Mammoth Cave National Park is one of four national parks in Kentucky in need of maintenance and upgrades. (Photo from Adobe Stock. via PNS)

“Those infrastructure-type projects aren’t glamorous, but they’re necessities for those parks to be able to continue to operate,” she states. “And then, of course, the roads and bridges themselves. It’s one thing to feel a pothole; it’s another when the road needs to be resurfaced.”

Kentucky is home to Abraham Lincoln Birthplace National Historical Park, Big South Fork National River and Recreation Area, Cumberland Gap National Historical Park and Mammoth Cave National Park.

Collectively, these parks have racked up more than $111 million of deferred maintenance.

Murphy also points out that for many communities, national parks are the backbone of economic activity.

“Here in Kentucky, our national park system is responsible for over 1,500 jobs,” she says. “Our national park system also means $142 million into the economy from visitors. So it is a huge impact on those communities.”

To address the maintenance backlog, the Restore Our Parks and Public Lands Act would use money from oil and gas company fees paid to the federal government.

Kentucky isn’t the only state with maintenance needs. Marcia Argust, project director for the Restore America’s Parks Campaign, part of The Pew Charitable Trusts, says it’s been 50 years since the nation’s national parks have seen significant investment.

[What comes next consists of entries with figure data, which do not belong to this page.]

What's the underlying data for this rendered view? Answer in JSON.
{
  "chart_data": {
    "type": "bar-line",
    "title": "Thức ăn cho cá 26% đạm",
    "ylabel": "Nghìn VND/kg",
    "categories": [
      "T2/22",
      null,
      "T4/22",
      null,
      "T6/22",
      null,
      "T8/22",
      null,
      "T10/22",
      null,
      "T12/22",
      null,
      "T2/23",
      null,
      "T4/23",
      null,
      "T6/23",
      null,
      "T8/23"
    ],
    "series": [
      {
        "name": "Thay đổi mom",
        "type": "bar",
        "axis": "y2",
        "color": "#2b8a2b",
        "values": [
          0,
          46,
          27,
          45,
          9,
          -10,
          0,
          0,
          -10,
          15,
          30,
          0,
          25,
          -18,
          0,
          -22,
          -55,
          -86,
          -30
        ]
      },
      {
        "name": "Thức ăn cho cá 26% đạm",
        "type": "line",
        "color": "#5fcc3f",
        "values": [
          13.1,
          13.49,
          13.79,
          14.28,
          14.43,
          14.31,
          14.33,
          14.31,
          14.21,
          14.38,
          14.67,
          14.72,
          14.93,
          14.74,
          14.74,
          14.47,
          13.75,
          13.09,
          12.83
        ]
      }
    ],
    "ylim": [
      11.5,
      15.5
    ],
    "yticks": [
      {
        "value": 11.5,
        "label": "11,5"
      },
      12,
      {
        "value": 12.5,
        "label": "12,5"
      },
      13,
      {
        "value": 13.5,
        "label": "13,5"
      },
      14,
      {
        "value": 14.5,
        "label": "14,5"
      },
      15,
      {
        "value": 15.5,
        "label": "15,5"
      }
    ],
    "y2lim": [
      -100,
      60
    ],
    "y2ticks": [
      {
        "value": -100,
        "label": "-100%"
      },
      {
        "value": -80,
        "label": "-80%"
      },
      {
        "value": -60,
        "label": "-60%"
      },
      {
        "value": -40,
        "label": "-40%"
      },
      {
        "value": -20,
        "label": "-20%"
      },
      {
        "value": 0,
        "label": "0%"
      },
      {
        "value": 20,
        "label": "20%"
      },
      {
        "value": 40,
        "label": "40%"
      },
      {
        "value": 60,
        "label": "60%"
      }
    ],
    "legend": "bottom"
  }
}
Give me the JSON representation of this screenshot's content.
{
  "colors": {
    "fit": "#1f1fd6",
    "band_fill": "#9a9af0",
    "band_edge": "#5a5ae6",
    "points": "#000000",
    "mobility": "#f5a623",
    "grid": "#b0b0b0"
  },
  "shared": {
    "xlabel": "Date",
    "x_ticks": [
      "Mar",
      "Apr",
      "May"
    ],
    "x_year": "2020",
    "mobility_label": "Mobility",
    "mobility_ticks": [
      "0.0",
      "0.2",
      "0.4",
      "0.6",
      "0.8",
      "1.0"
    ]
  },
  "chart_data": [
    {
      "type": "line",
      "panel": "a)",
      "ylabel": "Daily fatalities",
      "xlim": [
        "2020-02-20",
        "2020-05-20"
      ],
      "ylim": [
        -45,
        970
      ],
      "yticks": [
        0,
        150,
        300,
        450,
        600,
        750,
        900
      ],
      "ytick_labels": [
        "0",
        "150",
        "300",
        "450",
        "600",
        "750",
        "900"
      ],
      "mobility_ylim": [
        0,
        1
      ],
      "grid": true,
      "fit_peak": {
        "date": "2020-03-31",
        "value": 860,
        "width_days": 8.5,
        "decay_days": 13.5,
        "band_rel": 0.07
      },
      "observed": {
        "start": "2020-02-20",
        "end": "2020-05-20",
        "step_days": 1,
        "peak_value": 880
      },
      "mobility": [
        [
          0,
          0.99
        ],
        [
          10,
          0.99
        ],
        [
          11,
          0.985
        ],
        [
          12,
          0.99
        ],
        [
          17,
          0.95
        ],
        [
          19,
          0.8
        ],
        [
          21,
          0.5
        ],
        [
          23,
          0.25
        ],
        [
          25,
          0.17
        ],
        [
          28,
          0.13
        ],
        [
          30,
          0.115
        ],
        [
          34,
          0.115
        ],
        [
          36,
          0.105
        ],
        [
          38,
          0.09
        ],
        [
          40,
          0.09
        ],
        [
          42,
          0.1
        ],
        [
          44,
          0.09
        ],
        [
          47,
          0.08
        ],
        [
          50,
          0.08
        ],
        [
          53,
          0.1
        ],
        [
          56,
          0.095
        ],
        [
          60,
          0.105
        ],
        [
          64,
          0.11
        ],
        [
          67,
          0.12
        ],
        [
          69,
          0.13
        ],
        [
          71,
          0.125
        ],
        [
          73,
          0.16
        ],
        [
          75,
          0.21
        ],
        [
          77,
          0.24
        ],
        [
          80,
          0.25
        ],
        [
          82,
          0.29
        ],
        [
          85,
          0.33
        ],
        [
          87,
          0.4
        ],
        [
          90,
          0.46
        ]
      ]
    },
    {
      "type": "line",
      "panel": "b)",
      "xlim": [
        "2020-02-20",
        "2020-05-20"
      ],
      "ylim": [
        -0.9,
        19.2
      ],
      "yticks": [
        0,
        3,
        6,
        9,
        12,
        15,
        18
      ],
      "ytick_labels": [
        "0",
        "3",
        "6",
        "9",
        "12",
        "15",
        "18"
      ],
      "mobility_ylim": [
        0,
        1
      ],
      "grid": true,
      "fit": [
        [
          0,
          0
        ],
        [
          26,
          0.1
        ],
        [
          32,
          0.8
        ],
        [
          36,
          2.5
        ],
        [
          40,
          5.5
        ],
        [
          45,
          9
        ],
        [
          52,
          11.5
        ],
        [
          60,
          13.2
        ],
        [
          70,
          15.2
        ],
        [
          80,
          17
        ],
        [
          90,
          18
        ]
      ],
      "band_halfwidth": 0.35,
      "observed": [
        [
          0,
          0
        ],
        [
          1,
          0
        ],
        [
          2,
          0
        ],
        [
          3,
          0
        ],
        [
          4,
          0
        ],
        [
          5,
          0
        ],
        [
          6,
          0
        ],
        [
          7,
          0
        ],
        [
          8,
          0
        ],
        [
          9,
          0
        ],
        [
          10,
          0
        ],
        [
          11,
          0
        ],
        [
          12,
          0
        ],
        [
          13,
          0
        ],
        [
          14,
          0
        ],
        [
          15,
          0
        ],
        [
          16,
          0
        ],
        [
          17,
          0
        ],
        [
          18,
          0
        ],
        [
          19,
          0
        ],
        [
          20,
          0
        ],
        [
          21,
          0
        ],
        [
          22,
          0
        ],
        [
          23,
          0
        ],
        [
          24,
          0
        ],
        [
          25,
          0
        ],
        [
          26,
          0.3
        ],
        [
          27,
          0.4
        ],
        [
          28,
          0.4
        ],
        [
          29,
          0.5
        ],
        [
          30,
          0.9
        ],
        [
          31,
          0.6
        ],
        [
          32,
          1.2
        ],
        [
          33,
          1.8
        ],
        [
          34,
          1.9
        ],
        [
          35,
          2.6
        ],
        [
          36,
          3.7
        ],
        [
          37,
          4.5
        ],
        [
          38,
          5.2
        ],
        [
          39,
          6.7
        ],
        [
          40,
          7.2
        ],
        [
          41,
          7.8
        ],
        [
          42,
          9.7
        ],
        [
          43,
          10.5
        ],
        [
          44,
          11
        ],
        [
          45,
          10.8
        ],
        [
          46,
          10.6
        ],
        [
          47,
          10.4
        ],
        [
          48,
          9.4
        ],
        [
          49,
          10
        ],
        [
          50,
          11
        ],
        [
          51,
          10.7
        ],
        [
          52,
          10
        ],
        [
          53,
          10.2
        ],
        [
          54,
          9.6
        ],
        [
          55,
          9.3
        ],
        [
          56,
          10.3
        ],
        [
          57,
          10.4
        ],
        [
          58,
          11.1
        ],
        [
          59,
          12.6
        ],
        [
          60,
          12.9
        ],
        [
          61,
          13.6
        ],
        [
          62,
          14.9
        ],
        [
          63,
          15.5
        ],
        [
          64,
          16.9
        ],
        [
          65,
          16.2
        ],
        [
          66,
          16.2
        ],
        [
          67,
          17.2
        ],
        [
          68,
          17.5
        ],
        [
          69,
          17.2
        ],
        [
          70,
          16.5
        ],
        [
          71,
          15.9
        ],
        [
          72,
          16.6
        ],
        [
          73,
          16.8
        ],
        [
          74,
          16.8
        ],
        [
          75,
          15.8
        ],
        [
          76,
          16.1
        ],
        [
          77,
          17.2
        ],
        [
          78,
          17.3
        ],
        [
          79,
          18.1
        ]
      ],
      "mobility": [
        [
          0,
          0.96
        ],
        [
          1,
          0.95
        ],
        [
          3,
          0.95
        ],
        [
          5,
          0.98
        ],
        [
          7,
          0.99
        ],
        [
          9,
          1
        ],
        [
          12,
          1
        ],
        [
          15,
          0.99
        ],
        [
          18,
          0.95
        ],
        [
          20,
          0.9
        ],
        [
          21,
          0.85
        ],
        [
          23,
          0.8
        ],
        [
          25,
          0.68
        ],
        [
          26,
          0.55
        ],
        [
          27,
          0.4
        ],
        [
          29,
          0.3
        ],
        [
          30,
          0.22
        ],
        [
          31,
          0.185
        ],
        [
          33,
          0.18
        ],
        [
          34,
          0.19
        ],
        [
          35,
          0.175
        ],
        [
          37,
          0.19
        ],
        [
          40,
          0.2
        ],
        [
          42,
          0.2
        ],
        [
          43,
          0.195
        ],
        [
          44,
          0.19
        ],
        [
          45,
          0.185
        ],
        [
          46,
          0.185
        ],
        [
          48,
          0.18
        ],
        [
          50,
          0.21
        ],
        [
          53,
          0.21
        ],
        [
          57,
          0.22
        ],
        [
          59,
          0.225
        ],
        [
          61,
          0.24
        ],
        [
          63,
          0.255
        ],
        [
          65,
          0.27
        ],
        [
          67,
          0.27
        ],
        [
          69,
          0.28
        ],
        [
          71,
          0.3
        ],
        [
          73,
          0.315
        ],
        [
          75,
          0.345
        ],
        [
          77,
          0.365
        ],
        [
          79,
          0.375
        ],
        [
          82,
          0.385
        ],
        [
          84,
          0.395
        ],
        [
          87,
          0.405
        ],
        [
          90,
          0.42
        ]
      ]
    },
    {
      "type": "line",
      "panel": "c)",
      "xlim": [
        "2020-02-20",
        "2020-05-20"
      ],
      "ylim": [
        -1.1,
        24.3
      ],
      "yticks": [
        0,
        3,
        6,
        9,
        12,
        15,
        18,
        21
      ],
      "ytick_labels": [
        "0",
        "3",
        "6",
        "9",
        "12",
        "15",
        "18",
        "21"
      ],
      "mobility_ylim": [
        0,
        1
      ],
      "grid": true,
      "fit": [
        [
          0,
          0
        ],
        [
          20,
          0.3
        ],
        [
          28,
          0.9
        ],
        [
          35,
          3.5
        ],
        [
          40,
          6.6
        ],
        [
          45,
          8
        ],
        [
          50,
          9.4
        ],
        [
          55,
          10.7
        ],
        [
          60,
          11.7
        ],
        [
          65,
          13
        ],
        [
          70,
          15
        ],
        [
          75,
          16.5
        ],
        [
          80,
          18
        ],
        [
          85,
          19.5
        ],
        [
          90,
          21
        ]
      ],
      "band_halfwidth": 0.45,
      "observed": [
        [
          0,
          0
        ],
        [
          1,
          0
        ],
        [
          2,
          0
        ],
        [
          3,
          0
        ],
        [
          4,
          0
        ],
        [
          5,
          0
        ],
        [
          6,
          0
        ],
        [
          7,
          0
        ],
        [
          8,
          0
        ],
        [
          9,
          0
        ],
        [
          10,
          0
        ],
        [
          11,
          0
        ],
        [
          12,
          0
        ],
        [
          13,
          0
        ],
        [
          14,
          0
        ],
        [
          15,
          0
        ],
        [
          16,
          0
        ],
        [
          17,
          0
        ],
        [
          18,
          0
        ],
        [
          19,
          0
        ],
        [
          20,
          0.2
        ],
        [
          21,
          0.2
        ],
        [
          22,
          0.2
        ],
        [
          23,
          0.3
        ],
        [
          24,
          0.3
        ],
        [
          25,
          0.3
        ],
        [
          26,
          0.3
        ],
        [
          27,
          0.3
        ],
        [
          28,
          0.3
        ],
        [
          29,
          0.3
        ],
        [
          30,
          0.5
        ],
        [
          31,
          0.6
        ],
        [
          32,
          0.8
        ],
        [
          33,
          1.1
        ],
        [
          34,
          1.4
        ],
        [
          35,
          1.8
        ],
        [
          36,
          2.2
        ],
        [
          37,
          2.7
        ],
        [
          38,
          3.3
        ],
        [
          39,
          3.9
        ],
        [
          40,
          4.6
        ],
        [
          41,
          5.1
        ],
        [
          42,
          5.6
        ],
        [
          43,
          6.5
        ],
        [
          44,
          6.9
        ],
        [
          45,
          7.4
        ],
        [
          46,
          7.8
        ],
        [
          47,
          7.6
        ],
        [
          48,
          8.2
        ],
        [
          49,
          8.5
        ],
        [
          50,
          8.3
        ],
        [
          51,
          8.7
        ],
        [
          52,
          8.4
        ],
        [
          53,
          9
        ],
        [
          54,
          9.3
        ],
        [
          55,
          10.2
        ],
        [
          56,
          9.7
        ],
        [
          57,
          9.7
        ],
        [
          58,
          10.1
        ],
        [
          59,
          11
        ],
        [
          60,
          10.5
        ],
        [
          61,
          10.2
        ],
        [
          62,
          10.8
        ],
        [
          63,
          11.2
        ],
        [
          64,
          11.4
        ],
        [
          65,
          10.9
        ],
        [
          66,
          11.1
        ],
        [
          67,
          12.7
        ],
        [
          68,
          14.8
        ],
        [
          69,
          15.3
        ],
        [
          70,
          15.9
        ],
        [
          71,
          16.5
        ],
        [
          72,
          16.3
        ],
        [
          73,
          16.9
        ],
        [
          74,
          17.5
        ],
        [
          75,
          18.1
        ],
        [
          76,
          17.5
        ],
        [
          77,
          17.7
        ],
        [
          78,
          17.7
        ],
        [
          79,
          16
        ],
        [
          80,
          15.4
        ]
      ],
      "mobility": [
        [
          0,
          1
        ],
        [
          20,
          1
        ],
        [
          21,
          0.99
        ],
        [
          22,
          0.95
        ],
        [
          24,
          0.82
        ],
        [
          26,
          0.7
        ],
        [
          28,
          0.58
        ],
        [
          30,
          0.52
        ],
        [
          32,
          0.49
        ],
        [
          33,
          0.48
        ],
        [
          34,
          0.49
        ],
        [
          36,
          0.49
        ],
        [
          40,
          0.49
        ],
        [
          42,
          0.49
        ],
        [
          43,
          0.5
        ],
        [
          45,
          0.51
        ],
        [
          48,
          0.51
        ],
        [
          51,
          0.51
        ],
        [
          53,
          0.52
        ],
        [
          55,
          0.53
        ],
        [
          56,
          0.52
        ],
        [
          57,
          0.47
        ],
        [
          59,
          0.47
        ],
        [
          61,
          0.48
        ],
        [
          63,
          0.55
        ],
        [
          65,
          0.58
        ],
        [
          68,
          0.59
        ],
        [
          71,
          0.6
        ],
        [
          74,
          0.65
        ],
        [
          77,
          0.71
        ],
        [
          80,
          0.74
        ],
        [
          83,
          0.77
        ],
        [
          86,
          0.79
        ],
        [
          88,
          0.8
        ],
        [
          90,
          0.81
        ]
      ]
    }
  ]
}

“Over two-thirds of the House and one-third of the Senate support legislation to fix our parks,” she states. “It’s time for congressional leadership to take the next step, and that next step is allowing a vote on this legislation.”

According to the Pew poll, voters from all sides of the political spectrum say keeping the country’s parks and monuments pristine and up to date is important.

Support for this reporting was provided by The Pew Charitable Trusts.